-
Notifications
You must be signed in to change notification settings - Fork 260
Description
I'm using bcftools 1.20 to split multiallelic variants in one .vcf, merge it with a second .vcf, and then recover the multiallelic variants. For some variants, reference alleles are being counted as missing in the final file.
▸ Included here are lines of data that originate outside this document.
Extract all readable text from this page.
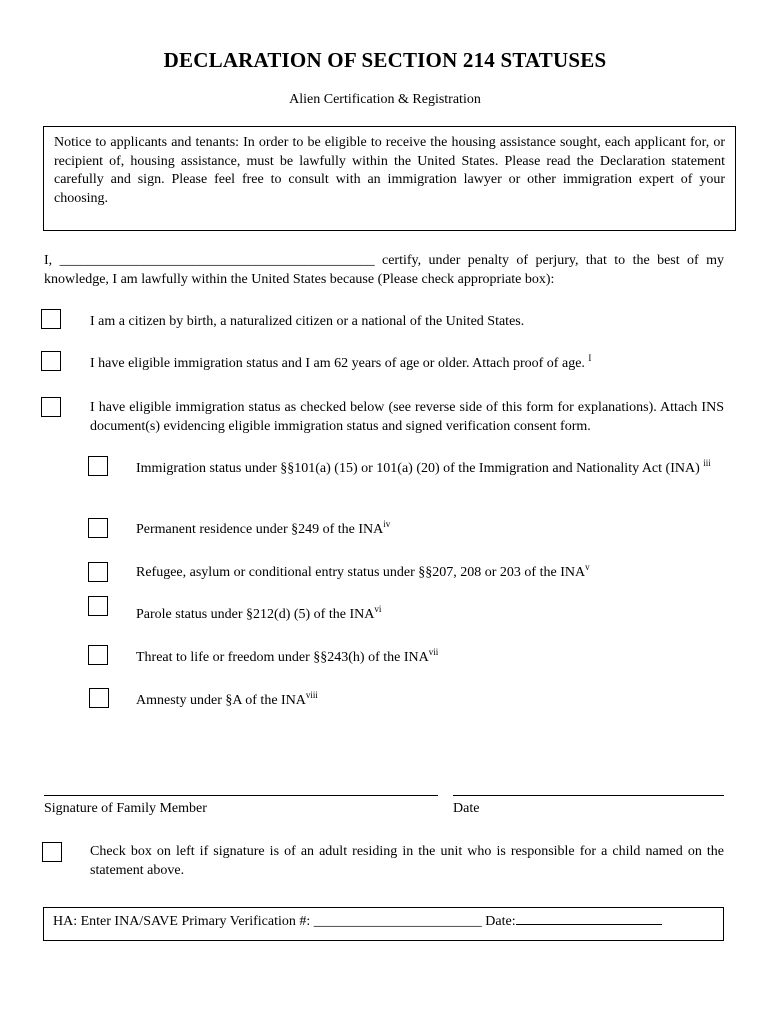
DECLARATION OF SECTION 214 STATUSES
Alien Certification & Registration
Notice to applicants and tenants: In order to be eligible to receive the housing assistance sought, each applicant for, or recipient of, housing assistance, must be lawfully within the United States. Please read the Declaration statement carefully and sign. Please feel free to consult with an immigration lawyer or other immigration expert of your choosing.
I, _____________________________________________ certify, under penalty of perjury, that to the best of my knowledge, I am lawfully within the United States because (Please check appropriate box):
I am a citizen by birth, a naturalized citizen or a national of the United States.
I have eligible immigration status and I am 62 years of age or older. Attach proof of age. $^I$
I have eligible immigration status as checked below (see reverse side of this form for explanations). Attach INS document(s) evidencing eligible immigration status and signed verification consent form.
Immigration status under §§101(a) (15) or 101(a) (20) of the Immigration and Nationality Act (INA) $^{iii}$
Permanent residence under §249 of the INA$^{iv}$
Refugee, asylum or conditional entry status under §§207, 208 or 203 of the INA$^v$
Parole status under §212(d) (5) of the INA$^{vi}$
Threat to life or freedom under §§243(h) of the INA$^{vii}$
Amnesty under §A of the INA$^{viii}$
Signature of Family Member	Date
Check box on left if signature is of an adult residing in the unit who is responsible for a child named on the statement above.
HA: Enter INA/SAVE Primary Verification #: ________________________ Date:
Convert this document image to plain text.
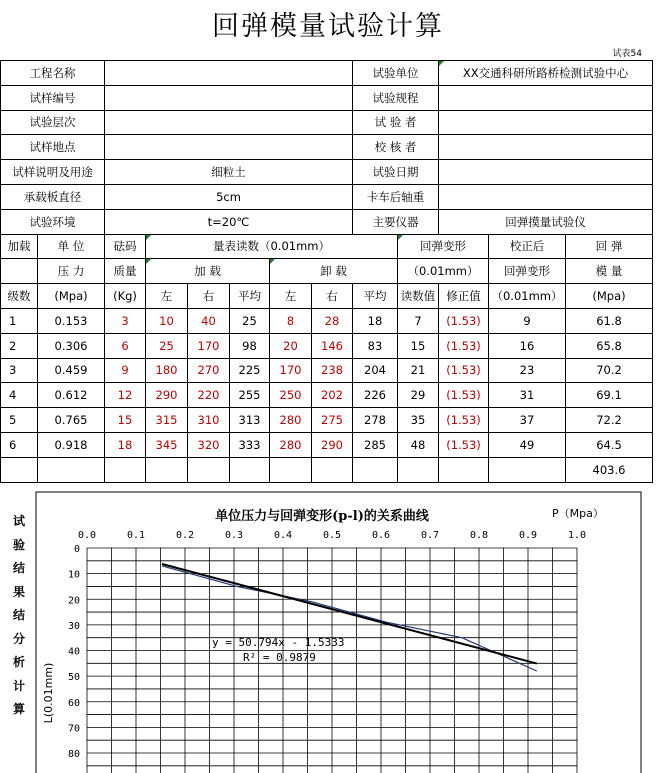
回弹模量试验计算
试表54
工程名称								试验单位		XX交通科研所路桥检测试验中心		
试样编号								试验规程				
试验层次								试 验 者				
试样地点								校 核 者				
试样说明及用途		细粒土						试验日期				
承载板直径		5cm						卡车后轴重				
试验环境		t=20℃						主要仪器		回弹摸量试验仪		
加载	单 位	砝码	量表读数（0.01mm）						回弹变形		校正后	回 弹
	压 力	质量	加 载			卸 载			（0.01mm）		回弹变形	模 量
级数	(Mpa)	(Kg)	左	右	平均	左	右	平均	读数值	修正值	（0.01mm）	(Mpa)
1	0.153	3	10	40	25	8	28	18	7	(1.53)	9	61.8
2	0.306	6	25	170	98	20	146	83	15	(1.53)	16	65.8
3	0.459	9	180	270	225	170	238	204	21	(1.53)	23	70.2
4	0.612	12	290	220	255	250	202	226	29	(1.53)	31	69.1
5	0.765	15	315	310	313	280	275	278	35	(1.53)	37	72.2
6	0.918	18	345	320	333	280	290	285	48	(1.53)	49	64.5
												403.6
试
验
结
果
结
分
析
计
算
单位压力与回弹变形(p-l)的关系曲线	P（Mpa）
0.0	0.1	0.2	0.3	0.4	0.5	0.6	0.7	0.8	0.9	1.0
0
10
20
30
40
50
60
70
80
L(0.01mm)
y = 50.794x - 1.5333
R² = 0.9879
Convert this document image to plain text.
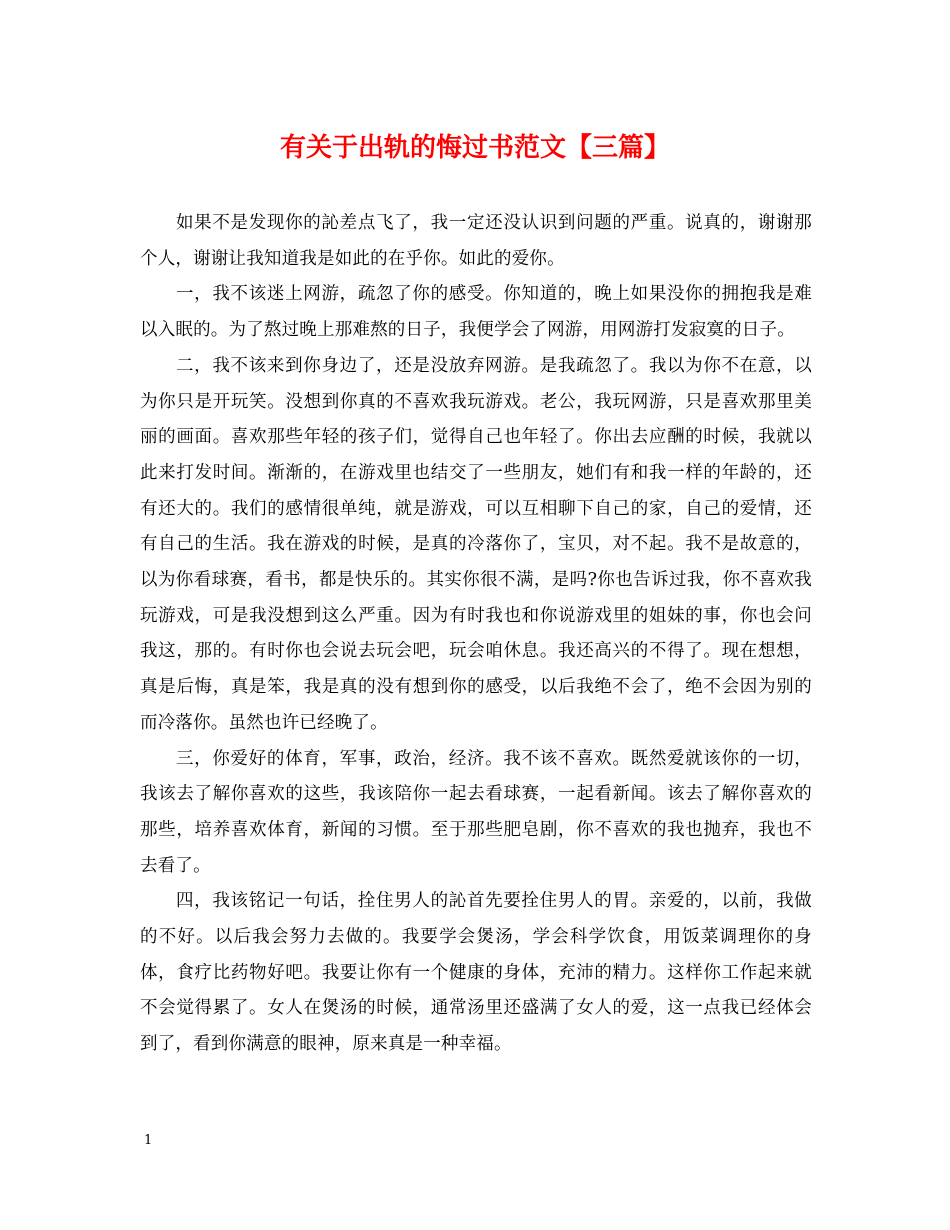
有关于出轨的悔过书范文【三篇】

如果不是发现你的訫差点飞了，我一定还没认识到问题的严重。说真的，谢谢那个人，谢谢让我知道我是如此的在乎你。如此的爱你。

一，我不该迷上网游，疏忽了你的感受。你知道的，晚上如果没你的拥抱我是难以入眠的。为了熬过晚上那难熬的日子，我便学会了网游，用网游打发寂寞的日子。

二，我不该来到你身边了，还是没放弃网游。是我疏忽了。我以为你不在意，以为你只是开玩笑。没想到你真的不喜欢我玩游戏。老公，我玩网游，只是喜欢那里美丽的画面。喜欢那些年轻的孩子们，觉得自己也年轻了。你出去应酬的时候，我就以此来打发时间。渐渐的，在游戏里也结交了一些朋友，她们有和我一样的年龄的，还有还大的。我们的感情很单纯，就是游戏，可以互相聊下自己的家，自己的爱情，还有自己的生活。我在游戏的时候，是真的冷落你了，宝贝，对不起。我不是故意的，以为你看球赛，看书，都是快乐的。其实你很不满，是吗?你也告诉过我，你不喜欢我玩游戏，可是我没想到这么严重。因为有时我也和你说游戏里的姐妹的事，你也会问我这，那的。有时你也会说去玩会吧，玩会咱休息。我还高兴的不得了。现在想想，真是后悔，真是笨，我是真的没有想到你的感受，以后我绝不会了，绝不会因为别的而冷落你。虽然也许已经晚了。

三，你爱好的体育，军事，政治，经济。我不该不喜欢。既然爱就该你的一切，我该去了解你喜欢的这些，我该陪你一起去看球赛，一起看新闻。该去了解你喜欢的那些，培养喜欢体育，新闻的习惯。至于那些肥皂剧，你不喜欢的我也抛弃，我也不去看了。

四，我该铭记一句话，拴住男人的訫首先要拴住男人的胃。亲爱的，以前，我做的不好。以后我会努力去做的。我要学会煲汤，学会科学饮食，用饭菜调理你的身体，食疗比药物好吧。我要让你有一个健康的身体，充沛的精力。这样你工作起来就不会觉得累了。女人在煲汤的时候，通常汤里还盛满了女人的爱，这一点我已经体会到了，看到你满意的眼神，原来真是一种幸福。

1
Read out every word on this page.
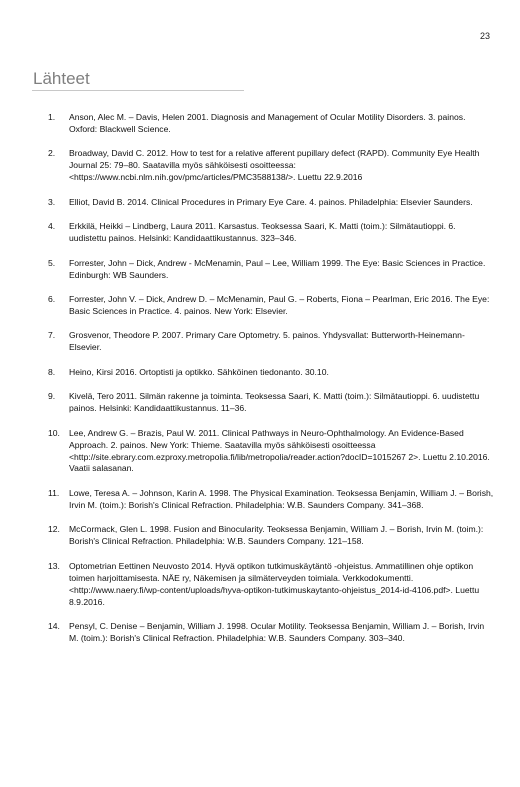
23
Lähteet
1.	Anson, Alec M. – Davis, Helen 2001. Diagnosis and Management of Ocular Motility Disorders. 3. painos. Oxford: Blackwell Science.
2.	Broadway, David C. 2012. How to test for a relative afferent pupillary defect (RAPD). Community Eye Health Journal 25: 79–80. Saatavilla myös sähköisesti osoitteessa: <https://www.ncbi.nlm.nih.gov/pmc/articles/PMC3588138/>. Luettu 22.9.2016
3.	Elliot, David B. 2014. Clinical Procedures in Primary Eye Care. 4. painos. Philadelphia: Elsevier Saunders.
4.	Erkkilä, Heikki – Lindberg, Laura 2011. Karsastus. Teoksessa Saari, K. Matti (toim.): Silmätautioppi. 6. uudistettu painos. Helsinki: Kandidaattikustannus. 323–346.
5.	Forrester, John – Dick, Andrew - McMenamin, Paul – Lee, William 1999. The Eye: Basic Sciences in Practice. Edinburgh: WB Saunders.
6.	Forrester, John V. – Dick, Andrew D. – McMenamin, Paul G. – Roberts, Fiona – Pearlman, Eric 2016. The Eye: Basic Sciences in Practice. 4. painos. New York: Elsevier.
7.	Grosvenor, Theodore P. 2007. Primary Care Optometry. 5. painos. Yhdysvallat: Butterworth-Heinemann-Elsevier.
8.	Heino, Kirsi 2016. Ortoptisti ja optikko. Sähköinen tiedonanto. 30.10.
9.	Kivelä, Tero 2011. Silmän rakenne ja toiminta. Teoksessa Saari, K. Matti (toim.): Silmätautioppi. 6. uudistettu painos. Helsinki: Kandidaattikustannus. 11–36.
10.	Lee, Andrew G. – Brazis, Paul W. 2011. Clinical Pathways in Neuro-Ophthalmology. An Evidence-Based Approach. 2. painos. New York: Thieme. Saatavilla myös sähköisesti osoitteessa <http://site.ebrary.com.ezproxy.metropolia.fi/lib/metropolia/reader.action?docID=1015267 2>. Luettu 2.10.2016. Vaatii salasanan.
11.	Lowe, Teresa A. – Johnson, Karin A. 1998. The Physical Examination. Teoksessa Benjamin, William J. – Borish, Irvin M. (toim.): Borish's Clinical Refraction. Philadelphia: W.B. Saunders Company. 341–368.
12.	McCormack, Glen L. 1998. Fusion and Binocularity. Teoksessa Benjamin, William J. – Borish, Irvin M. (toim.): Borish's Clinical Refraction. Philadelphia: W.B. Saunders Company. 121–158.
13.	Optometrian Eettinen Neuvosto 2014. Hyvä optikon tutkimuskäytäntö -ohjeistus. Ammatillinen ohje optikon toimen harjoittamisesta. NÄE ry, Näkemisen ja silmäterveyden toimiala. Verkkodokumentti. <http://www.naery.fi/wp-content/uploads/hyva-optikon-tutkimuskaytanto-ohjeistus_2014-id-4106.pdf>. Luettu 8.9.2016.
14.	Pensyl, C. Denise – Benjamin, William J. 1998. Ocular Motility. Teoksessa Benjamin, William J. – Borish, Irvin M. (toim.): Borish's Clinical Refraction. Philadelphia: W.B. Saunders Company. 303–340.
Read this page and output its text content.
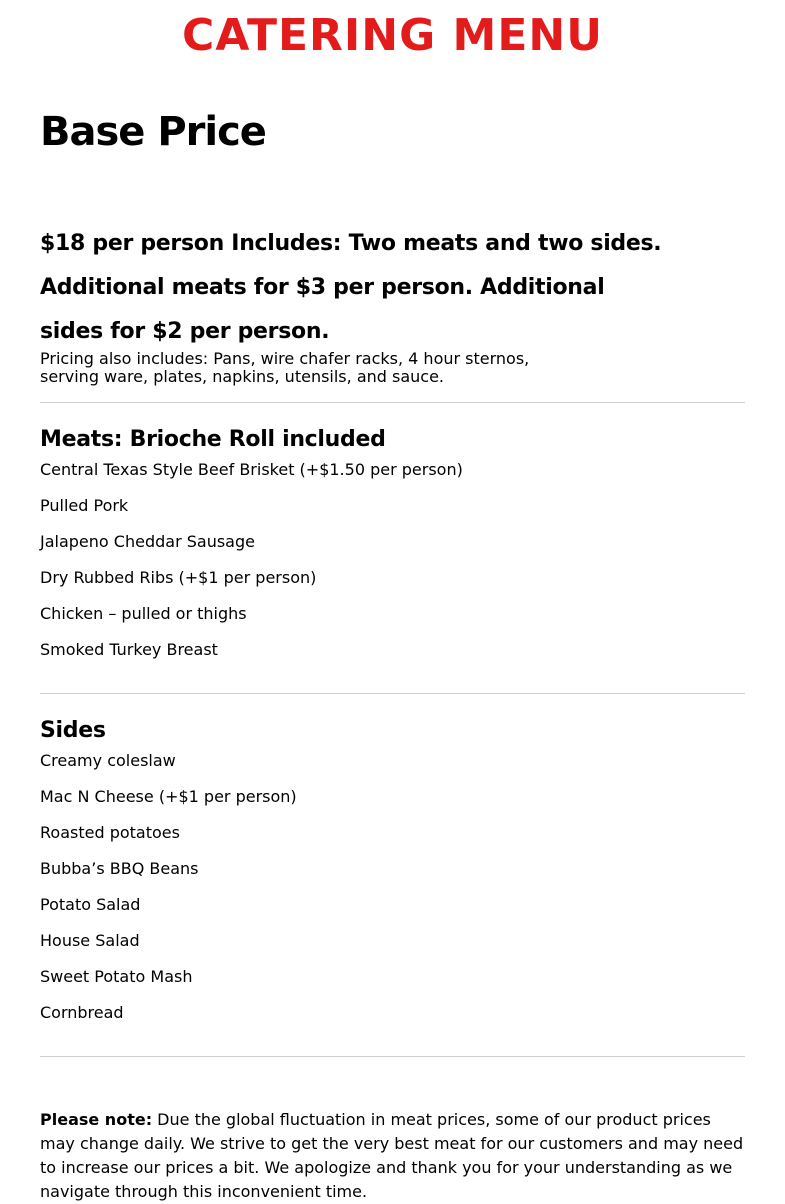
CATERING MENU
Base Price
$18 per person Includes: Two meats and two sides.
Additional meats for $3 per person. Additional
sides for $2 per person.
Pricing also includes: Pans, wire chafer racks, 4 hour sternos,
serving ware, plates, napkins, utensils, and sauce.
Meats: Brioche Roll included
Central Texas Style Beef Brisket (+$1.50 per person)
Pulled Pork
Jalapeno Cheddar Sausage
Dry Rubbed Ribs (+$1 per person)
Chicken – pulled or thighs
Smoked Turkey Breast
Sides
Creamy coleslaw
Mac N Cheese (+$1 per person)
Roasted potatoes
Bubba’s BBQ Beans
Potato Salad
House Salad
Sweet Potato Mash
Cornbread

Please note: Due the global fluctuation in meat prices, some of our product prices may change daily. We strive to get the very best meat for our customers and may need to increase our prices a bit. We apologize and thank you for your understanding as we navigate through this inconvenient time.
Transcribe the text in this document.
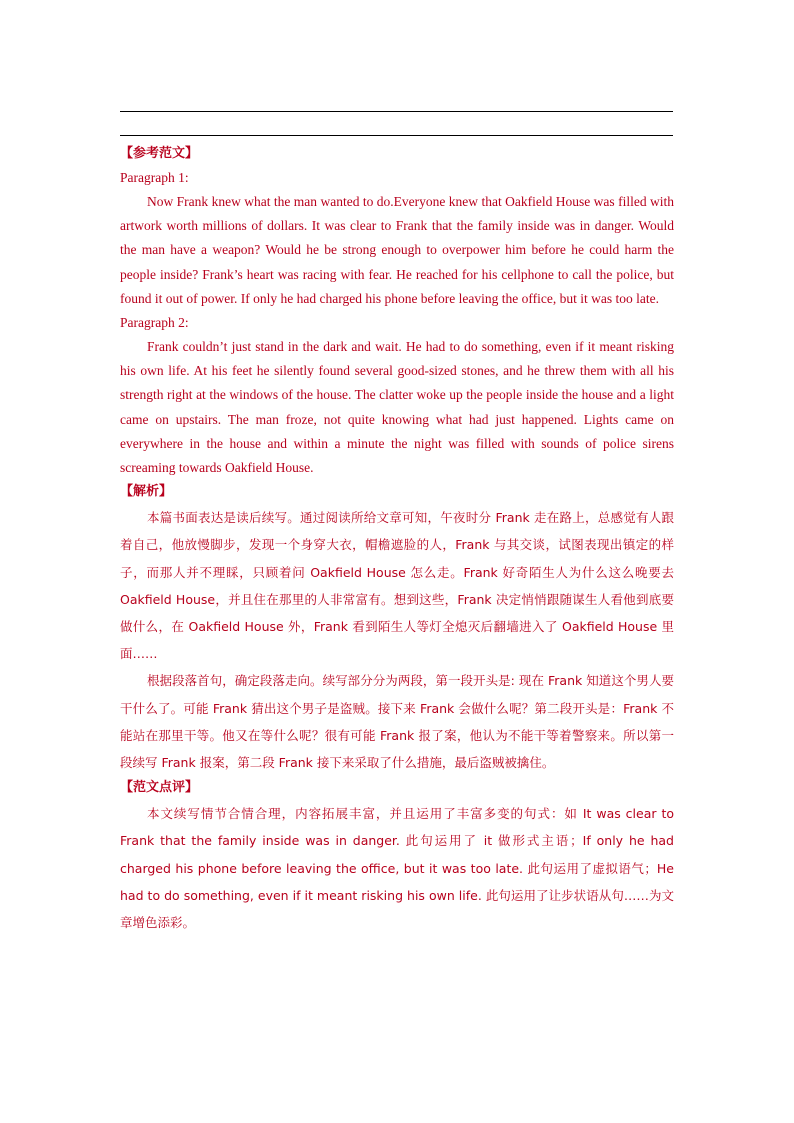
【参考范文】

Paragraph 1:

Now Frank knew what the man wanted to do.Everyone knew that Oakfield House was filled with artwork worth millions of dollars. It was clear to Frank that the family inside was in danger. Would the man have a weapon? Would he be strong enough to overpower him before he could harm the people inside? Frank’s heart was racing with fear. He reached for his cellphone to call the police, but found it out of power. If only he had charged his phone before leaving the office, but it was too late.

Paragraph 2:

Frank couldn’t just stand in the dark and wait. He had to do something, even if it meant risking his own life. At his feet he silently found several good-sized stones, and he threw them with all his strength right at the windows of the house. The clatter woke up the people inside the house and a light came on upstairs. The man froze, not quite knowing what had just happened. Lights came on everywhere in the house and within a minute the night was filled with sounds of police sirens screaming towards Oakfield House.

【解析】

本篇书面表达是读后续写。通过阅读所给文章可知，午夜时分 Frank 走在路上，总感觉有人跟着自己，他放慢脚步，发现一个身穿大衣，帽檐遮脸的人，Frank 与其交谈，试图表现出镇定的样子，而那人并不理睬，只顾着问 Oakfield House 怎么走。Frank 好奇陌生人为什么这么晚要去 Oakfield House，并且住在那里的人非常富有。想到这些，Frank 决定悄悄跟随谋生人看他到底要做什么，在 Oakfield House 外，Frank 看到陌生人等灯全熄灭后翻墙进入了 Oakfield House 里面……

根据段落首句，确定段落走向。续写部分分为两段，第一段开头是: 现在 Frank 知道这个男人要干什么了。可能 Frank 猜出这个男子是盗贼。接下来 Frank 会做什么呢？第二段开头是：Frank 不能站在那里干等。他又在等什么呢？很有可能 Frank 报了案，他认为不能干等着警察来。所以第一段续写 Frank 报案，第二段 Frank 接下来采取了什么措施，最后盗贼被擒住。

【范文点评】

本文续写情节合情合理，内容拓展丰富，并且运用了丰富多变的句式：如 It was clear to Frank that the family inside was in danger. 此句运用了 it 做形式主语；If only he had charged his phone before leaving the office, but it was too late. 此句运用了虚拟语气；He had to do something, even if it meant risking his own life. 此句运用了让步状语从句……为文章增色添彩。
Here are the ACs for one position along the way:
file_A.vcf.gz
chr21:1000000:G:T,GT
allele: G GT T missing
AC: 20431 5617 2 0
file_B.vcf.gz
chr21:1000000:G:GT
allele: G GT missing
AC: 1775 387 0
bcftools norm -a --atom-overlaps . --check-ref s -f reference_fasta.fa -m -both --multi-overlaps 0 -o file_A2.vcf.gz -O z file_A.vcf.gz
file_A2.vcf.gz
chr21:1000000:G:GT
allele: G GT missing
AC: 20433 5617 0
chr21:1000000:G:T
allele: G T missing
AC: 26048 2 0
bcftools norm --check-ref s -f reference_fasta.fa -o file_B2.vcf.gz -O z file_B.vcf.gz
file_B2.vcf.gz
chr21:1000000:G:GT
allele: G GT missing
AC: 1775 387 0
(I create a file named 'file_list.txt' with the names of file_A2.vcf.gz and file_B2.vcf.gz)
bcftools merge -m none -O z -o file_C.vcf.gz -l file_list.txt
file_C.vcf.gz:
chr21:1000000:G:GT
allele: G T missing
AC: 26048 2 2162
chr21:1000000:G:T
allele: G GT missing
AC: 22208 6004 0
bcftools norm -m +any -o file_C2.vcf.gz -O z file_C.vcf.gz
file_C2.vcf.gz
chr21:1000000:G:T,GT
allele: G GT T missing
AC: 20431 2 6004 1775
I'm seeing this same pattern (the ref alleles from file_B appear as missing in file_C2) for a number of variants. Is there a way that I can get bcftools to keep them as actual ref alleles? It's likely that I just need to use the correct options, but I've tried many combinations without success.